Ternyata membuat tenda sangat lebih sulit dibanding tidur di dalamnya. (yaiyalah!) Aku, Endera, dan Nadiya menghabiskan waktu yang cukup lama untuk dapat membuatnya berdiri dengan benar. Oh tidaaak! Matahari sudah melambaikan tangan, bersiap pergi meninggalkan kami. Tapi kami beruntung, masih ada bulan, bintang, dan kerlip lampu di sekitar arena perkemahan yang mau membantu kami.

Dan TARAAA ..! Tenda kami berhasil berdiri. Setelah sholat dan mengucap syukur kepada Allah, kami mencari makanan di sekitar perkemahan. Ketika meninggalkan arena perkemahan, kami bertemu dengan Annisa. Lengkap sudah anak ababil berkumpul. Kami segera bergegas berangkat.

Kami melewati jalan terjal dan gelap. Yaa, biasalah kemah. Mana ada yang serba instan? Di ujung kegelapan, kami menemukan cahaya. Itu dia yang kami cari. Kami menyebutnya dengan istilah HIK, alias Hidangan Istimewa Kampung. Aku makan dua bungkus nasi kucing dan segelas es teh. Menyenangkan sekali makan di HIK, meski remang-remang, tapi murah dan dijamin kenyang. Apalagi ditraktir sama Endera. Seru abislah.

Setelah itu kami kembali ke arena perkemahan. Di perjalanan kami sempatkan mampir di Indomar*t untuk (lagi2) membeli bekal. Dan mereka utang aku. Hahaha.

Inilah kemah gaya 2011!! Kami menyiapkan perangkat pendukung kegiatan kami, yaitu laptop, charger laptop, dan oloran. Malam itu kami berencana nonton film horor semalaman. Untuk mengurangi rasa horor di sekitar arena perkemahan, kami memasang lampu-lampu kerlap-kerlip yang unyuu di sekitar tenda.

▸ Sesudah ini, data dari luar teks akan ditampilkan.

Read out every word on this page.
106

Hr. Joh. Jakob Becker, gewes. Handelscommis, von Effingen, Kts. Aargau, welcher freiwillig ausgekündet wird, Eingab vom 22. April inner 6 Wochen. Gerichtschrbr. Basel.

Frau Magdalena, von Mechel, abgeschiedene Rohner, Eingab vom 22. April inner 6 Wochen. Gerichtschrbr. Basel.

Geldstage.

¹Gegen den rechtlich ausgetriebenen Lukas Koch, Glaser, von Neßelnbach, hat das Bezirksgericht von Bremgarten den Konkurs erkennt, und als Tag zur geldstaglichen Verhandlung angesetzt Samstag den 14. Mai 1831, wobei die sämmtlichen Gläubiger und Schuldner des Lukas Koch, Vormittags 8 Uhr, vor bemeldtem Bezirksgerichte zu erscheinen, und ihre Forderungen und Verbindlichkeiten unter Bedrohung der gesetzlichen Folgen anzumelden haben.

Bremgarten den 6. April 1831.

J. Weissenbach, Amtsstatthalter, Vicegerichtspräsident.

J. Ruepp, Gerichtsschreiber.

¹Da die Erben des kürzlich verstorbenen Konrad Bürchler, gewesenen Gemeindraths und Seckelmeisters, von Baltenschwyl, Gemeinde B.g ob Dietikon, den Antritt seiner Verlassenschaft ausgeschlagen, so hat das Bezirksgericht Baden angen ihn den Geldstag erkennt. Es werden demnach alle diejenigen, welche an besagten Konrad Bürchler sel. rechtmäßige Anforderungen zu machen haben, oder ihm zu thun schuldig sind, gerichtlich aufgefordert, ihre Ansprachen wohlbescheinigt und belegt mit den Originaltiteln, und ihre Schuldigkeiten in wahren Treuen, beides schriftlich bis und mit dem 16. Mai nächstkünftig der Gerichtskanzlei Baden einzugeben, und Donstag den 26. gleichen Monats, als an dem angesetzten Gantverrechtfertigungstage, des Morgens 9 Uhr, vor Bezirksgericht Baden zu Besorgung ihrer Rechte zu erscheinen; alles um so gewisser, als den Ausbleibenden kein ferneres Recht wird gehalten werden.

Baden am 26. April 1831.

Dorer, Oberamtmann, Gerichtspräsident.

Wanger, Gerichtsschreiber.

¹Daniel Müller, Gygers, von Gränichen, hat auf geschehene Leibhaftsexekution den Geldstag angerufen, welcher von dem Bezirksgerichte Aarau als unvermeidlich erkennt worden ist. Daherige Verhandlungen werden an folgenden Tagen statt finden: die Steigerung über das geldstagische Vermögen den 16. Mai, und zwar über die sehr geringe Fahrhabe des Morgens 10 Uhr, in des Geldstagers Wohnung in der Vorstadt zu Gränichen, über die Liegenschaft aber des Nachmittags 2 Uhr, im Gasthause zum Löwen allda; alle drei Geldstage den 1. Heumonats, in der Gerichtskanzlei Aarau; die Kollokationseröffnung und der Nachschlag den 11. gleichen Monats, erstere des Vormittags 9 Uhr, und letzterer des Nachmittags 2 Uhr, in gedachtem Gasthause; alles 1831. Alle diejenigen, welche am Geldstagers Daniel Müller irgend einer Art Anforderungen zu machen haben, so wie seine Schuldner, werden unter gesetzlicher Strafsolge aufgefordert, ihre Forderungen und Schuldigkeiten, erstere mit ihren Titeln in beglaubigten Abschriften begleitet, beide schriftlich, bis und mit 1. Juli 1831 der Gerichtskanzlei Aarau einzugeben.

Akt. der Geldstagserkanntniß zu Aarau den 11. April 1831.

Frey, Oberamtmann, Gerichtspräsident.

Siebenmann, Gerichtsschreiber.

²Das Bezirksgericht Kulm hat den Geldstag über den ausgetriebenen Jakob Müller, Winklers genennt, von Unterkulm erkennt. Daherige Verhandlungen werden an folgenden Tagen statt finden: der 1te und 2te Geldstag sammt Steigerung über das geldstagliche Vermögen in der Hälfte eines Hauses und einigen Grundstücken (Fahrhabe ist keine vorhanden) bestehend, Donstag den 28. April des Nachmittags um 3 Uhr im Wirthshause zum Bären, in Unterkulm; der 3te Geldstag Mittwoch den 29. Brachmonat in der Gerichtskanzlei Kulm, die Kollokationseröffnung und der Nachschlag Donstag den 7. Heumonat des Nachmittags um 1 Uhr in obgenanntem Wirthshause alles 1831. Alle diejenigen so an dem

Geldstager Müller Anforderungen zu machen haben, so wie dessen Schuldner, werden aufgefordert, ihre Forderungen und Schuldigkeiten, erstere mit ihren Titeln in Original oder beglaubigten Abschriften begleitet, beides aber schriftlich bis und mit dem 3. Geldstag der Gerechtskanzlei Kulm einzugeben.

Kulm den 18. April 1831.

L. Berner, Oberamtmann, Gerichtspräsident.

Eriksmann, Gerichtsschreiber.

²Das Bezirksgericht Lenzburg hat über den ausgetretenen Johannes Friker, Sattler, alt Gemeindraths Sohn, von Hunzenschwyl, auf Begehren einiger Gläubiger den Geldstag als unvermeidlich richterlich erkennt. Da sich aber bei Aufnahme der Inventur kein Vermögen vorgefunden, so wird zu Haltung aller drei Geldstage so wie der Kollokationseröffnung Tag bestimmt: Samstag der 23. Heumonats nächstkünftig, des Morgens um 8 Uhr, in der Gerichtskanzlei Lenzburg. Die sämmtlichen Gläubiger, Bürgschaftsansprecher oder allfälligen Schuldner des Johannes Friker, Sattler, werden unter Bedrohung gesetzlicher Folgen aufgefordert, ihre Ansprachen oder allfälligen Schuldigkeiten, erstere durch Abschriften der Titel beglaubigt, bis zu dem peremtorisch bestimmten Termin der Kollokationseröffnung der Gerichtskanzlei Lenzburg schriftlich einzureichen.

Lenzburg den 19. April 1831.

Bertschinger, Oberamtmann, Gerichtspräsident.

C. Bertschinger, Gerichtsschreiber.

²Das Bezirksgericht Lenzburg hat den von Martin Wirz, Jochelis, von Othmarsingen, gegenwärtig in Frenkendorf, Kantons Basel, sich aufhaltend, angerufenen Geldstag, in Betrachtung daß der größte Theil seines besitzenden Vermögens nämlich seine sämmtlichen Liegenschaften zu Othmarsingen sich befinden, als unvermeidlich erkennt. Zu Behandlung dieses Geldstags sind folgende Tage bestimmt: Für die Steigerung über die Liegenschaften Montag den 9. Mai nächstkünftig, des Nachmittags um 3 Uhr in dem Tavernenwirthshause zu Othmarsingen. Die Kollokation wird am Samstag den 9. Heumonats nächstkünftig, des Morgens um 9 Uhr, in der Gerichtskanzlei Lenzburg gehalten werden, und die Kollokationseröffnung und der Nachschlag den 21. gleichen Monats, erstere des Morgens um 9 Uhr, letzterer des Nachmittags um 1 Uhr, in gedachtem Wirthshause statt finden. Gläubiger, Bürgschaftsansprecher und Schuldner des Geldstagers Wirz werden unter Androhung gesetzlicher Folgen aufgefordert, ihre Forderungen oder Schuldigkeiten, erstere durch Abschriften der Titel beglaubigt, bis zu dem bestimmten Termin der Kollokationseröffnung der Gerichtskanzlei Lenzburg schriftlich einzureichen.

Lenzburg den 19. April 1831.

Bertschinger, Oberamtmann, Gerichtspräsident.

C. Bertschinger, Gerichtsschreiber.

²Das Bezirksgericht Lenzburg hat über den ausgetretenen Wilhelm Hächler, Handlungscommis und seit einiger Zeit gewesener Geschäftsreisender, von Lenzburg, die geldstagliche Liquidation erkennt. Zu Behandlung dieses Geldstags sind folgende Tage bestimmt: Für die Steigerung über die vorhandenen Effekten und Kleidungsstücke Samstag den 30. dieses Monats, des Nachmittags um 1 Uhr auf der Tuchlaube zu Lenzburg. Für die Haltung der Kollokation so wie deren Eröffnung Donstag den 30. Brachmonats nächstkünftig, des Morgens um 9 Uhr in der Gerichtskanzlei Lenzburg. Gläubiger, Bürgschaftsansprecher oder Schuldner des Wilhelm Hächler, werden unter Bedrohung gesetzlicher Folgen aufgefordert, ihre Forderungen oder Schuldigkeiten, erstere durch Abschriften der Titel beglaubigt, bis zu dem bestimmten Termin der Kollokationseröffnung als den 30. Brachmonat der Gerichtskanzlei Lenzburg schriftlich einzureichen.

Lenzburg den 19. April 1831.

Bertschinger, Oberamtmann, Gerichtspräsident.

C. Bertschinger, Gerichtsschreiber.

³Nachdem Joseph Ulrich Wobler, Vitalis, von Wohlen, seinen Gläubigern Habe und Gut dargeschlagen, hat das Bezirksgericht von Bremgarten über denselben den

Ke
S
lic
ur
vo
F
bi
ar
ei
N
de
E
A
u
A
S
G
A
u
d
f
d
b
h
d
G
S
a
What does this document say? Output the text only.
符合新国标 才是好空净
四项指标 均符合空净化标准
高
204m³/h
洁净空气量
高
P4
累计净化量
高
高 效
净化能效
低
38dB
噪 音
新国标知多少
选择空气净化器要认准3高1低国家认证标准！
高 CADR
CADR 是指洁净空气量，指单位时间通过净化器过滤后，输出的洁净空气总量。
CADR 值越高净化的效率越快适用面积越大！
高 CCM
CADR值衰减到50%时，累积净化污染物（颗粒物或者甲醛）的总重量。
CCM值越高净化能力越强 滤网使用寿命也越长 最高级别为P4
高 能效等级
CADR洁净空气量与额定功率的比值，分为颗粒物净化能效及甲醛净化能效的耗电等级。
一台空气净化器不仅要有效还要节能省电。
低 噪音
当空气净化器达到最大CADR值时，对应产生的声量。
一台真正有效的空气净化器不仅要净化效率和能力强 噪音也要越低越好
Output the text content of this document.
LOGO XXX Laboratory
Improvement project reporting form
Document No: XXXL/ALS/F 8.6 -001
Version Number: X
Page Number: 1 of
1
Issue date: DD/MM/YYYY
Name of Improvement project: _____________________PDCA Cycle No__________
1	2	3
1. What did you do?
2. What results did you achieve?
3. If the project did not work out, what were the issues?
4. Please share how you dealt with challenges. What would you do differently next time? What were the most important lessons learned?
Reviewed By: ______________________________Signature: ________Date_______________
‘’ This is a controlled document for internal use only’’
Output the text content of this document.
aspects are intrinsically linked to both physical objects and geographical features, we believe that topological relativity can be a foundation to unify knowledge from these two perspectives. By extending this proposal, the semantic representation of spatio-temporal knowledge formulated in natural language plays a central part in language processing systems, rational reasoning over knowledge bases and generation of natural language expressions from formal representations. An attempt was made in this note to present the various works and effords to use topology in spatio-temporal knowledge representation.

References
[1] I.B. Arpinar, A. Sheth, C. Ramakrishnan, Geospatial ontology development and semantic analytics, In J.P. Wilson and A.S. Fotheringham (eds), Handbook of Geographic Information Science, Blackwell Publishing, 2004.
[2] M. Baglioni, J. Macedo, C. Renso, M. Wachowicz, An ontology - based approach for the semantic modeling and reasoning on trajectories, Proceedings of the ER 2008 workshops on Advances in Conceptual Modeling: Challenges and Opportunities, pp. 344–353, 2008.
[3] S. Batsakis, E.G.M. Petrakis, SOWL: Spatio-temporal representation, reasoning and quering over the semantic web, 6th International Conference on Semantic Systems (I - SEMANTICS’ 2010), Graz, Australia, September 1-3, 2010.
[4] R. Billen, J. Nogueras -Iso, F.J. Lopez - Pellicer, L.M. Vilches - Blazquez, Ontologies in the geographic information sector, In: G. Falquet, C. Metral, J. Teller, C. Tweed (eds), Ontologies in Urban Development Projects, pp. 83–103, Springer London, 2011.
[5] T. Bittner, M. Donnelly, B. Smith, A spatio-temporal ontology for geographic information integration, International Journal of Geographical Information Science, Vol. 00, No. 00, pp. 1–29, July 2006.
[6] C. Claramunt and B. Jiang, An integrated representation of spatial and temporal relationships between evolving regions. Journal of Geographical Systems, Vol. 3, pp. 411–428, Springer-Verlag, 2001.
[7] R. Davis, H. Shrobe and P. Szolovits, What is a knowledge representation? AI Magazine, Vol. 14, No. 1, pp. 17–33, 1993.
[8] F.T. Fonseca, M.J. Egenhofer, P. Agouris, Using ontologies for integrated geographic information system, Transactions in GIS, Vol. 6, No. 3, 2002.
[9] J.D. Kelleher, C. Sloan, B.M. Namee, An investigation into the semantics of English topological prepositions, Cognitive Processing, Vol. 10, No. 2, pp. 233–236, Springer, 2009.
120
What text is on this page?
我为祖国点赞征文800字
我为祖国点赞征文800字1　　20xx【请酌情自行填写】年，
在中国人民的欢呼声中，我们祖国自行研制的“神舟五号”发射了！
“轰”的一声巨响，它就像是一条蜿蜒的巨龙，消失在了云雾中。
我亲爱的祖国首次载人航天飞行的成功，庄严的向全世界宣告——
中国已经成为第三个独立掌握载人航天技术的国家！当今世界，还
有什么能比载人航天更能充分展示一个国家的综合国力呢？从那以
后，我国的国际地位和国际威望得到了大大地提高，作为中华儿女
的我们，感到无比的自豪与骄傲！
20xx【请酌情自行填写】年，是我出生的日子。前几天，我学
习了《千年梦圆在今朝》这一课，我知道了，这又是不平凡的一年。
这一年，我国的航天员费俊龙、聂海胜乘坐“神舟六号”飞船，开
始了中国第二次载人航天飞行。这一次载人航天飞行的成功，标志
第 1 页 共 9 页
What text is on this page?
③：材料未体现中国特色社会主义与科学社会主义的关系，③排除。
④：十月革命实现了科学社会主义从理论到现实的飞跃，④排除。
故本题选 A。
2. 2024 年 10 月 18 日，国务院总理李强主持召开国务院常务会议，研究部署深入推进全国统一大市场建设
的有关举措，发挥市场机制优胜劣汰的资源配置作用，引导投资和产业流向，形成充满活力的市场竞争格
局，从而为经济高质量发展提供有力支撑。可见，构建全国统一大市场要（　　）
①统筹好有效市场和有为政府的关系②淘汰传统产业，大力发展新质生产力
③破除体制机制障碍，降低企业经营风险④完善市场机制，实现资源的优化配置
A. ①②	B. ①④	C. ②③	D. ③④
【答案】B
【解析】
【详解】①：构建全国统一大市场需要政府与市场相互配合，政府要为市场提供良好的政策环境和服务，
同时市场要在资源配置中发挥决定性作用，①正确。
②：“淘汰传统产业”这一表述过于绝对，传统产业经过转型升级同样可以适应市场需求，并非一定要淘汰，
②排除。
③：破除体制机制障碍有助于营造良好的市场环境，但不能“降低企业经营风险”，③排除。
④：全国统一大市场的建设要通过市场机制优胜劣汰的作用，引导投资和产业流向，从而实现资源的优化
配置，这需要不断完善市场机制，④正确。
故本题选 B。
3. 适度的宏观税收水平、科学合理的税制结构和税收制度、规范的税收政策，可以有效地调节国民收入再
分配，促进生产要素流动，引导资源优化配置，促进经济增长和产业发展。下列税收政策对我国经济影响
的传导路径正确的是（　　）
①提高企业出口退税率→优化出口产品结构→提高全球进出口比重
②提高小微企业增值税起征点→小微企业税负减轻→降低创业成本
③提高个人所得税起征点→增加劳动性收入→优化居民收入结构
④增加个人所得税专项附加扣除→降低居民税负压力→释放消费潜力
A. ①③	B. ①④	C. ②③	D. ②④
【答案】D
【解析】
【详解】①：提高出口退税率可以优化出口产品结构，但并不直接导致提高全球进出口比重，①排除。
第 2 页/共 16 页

Oiya, kami tidak menghabiskan malam di dalam tenda. Kami menonton film dan tidur di luar tenda, bersama karpet, bantal, selimut, sembari menikamati keindahan langit. Ternyata enak juga tidur di bawah bintang.

Dan seperti yang udah gue duga sebelumnya. Kami nggak bakal bener-bener nonton film horor. Kami hanya menimati sebuah film horor korea yang juga cenderung ke drama, filmnya menguras otak, bukan adrenalin. Hahaha. Dan tahukan teman-teman apa yang kita tonton setelah itu? We Got Married (WGM) Khuntoria dari episode 1 sampai episode tak terhingga. Bagi yang belum tau, WGM itu adalah salah satu reality show favorit di Indonesia dan Korea yang isinya hal-hal lucu dan romantis. Cari tau sendiri yaa ..

Kami menonton WGm sampai pagi. Aku izin tidur duluan jam 1 pagi, sedangkan tiga teman ababilku, tidur jam 3 pagi.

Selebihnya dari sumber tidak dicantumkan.